CCTV images of Raoul Moat
Image caption Prof Wilson said police had attempted to establish a rapport with Moat

A criminologist who has examined the Raoul Moat case has said the fugitive gunman's actions in the week leading up to his death were typical of people who commit domestic violence.

David Wilson, a professor of criminology at Birmingham City University, said he thought the series of recent incidents in the 37-year-old's life were "all about power and control".

Moat spent a week on the run after allegedly shooting his former girlfriend, killing her new boyfriend and later shooting a police officer. During the week, he wrote long letters and left recordings detailing his grievances and explaining his actions.

Prof Wilson said it was the "need of a paranoid narcissist to retain power and control over a set of circumstances that he didn't particularly like.

"Indeed one of the lenses [through which] we can interpret all of what's happened is about domestic violence.

"This is a man who clearly beat his partner, beat his child, and when his partner decides to leave him and move in with another man, he can't stand that situation and wants to retrieve it by shooting those people involved."

Prof Wilson said it was "typical of the domestic violence abuser" to consider that the use of violence, apologising for it and then justifying his actions meant he should be forgiven.

He also said Moat had clearly been trying to "carefully construct" his image and that "we shouldn't have any kind of truck with this idea he's some kind of anti-hero figure".

Prof Wilson gave mention to threats Moat made in his 49-page handwritten letter, sent to police during the manhunt for the gunman.

Prof Wilson said Moat threatened the doctors and nurses who were looking after his ex-partner, who he had shot.
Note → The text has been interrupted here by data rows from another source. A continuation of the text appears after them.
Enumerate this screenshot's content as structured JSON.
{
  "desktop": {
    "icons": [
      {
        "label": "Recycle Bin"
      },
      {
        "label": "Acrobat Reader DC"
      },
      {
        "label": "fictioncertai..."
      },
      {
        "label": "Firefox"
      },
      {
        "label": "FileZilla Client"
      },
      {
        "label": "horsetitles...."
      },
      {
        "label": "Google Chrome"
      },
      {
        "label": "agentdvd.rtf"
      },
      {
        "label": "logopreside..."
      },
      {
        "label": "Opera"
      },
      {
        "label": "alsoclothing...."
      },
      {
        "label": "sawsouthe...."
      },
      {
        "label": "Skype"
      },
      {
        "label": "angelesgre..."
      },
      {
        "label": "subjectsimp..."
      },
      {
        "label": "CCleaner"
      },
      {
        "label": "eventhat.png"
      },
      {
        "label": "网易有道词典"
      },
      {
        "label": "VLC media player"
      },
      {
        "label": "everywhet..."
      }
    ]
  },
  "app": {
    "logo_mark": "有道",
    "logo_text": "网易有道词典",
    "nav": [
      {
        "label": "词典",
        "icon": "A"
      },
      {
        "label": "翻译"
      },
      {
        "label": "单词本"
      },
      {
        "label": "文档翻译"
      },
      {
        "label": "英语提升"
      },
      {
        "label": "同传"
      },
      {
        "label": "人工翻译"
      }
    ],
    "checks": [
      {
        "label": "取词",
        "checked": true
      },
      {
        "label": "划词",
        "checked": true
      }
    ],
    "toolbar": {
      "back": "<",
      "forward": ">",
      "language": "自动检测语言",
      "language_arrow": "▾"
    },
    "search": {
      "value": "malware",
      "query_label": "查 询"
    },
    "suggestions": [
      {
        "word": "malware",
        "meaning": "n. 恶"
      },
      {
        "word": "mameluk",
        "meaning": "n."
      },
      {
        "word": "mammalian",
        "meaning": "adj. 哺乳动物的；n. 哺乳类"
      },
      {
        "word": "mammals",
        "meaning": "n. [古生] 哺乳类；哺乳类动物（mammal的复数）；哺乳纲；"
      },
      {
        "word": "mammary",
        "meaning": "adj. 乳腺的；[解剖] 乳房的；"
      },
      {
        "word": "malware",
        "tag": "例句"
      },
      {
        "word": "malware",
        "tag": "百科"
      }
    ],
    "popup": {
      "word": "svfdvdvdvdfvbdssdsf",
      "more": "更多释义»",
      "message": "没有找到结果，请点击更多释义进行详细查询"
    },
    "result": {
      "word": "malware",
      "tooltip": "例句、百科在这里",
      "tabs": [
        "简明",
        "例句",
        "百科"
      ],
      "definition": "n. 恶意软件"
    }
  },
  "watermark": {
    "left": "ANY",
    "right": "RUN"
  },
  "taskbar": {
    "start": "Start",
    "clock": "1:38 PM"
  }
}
Moat had also killed her new boyfriend, Chris Brown.

"We kind of look for rational behaviour in these people, whereas we can't apply our moral code or our logic to these series of events, because frankly he will interpret things in completely different ways.

"He also used this idea of a technique of neutralisation. He tried to downplay the violence that he used, and then justify the violence that had been perpetrated against his victims."
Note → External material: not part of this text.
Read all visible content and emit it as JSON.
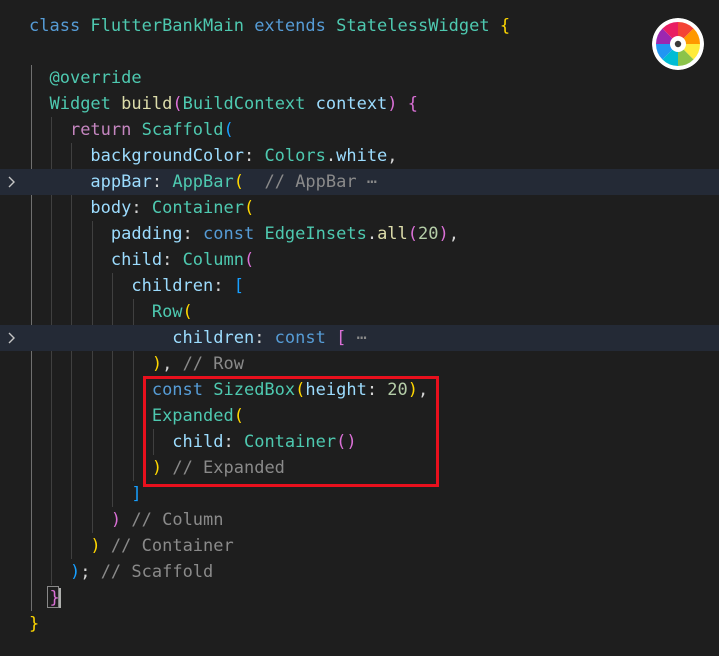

According to Prof Wilson, attempting to negotiate with Moat was not a futile gesture.

"The police were actually very much aware of the kinds of psychology Moat was displaying.

"For example, he had this process of future foreshortening. 'My life is over, I have nothing left to live for, you've taken it all away from me'.

"So in other words, he didn't think of his future in terms of weeks and months and years. He thought of his future in terms of hours or days, and by which he could give himself permission to behave in any way he wanted.

"Which is why, in the police press conferences, they very carefully tried to identify him with his children. The senior investigating officer at one stage actually said 'you have a future'.

"The police were very carefully trying to construct a way of establishing a rapport with him."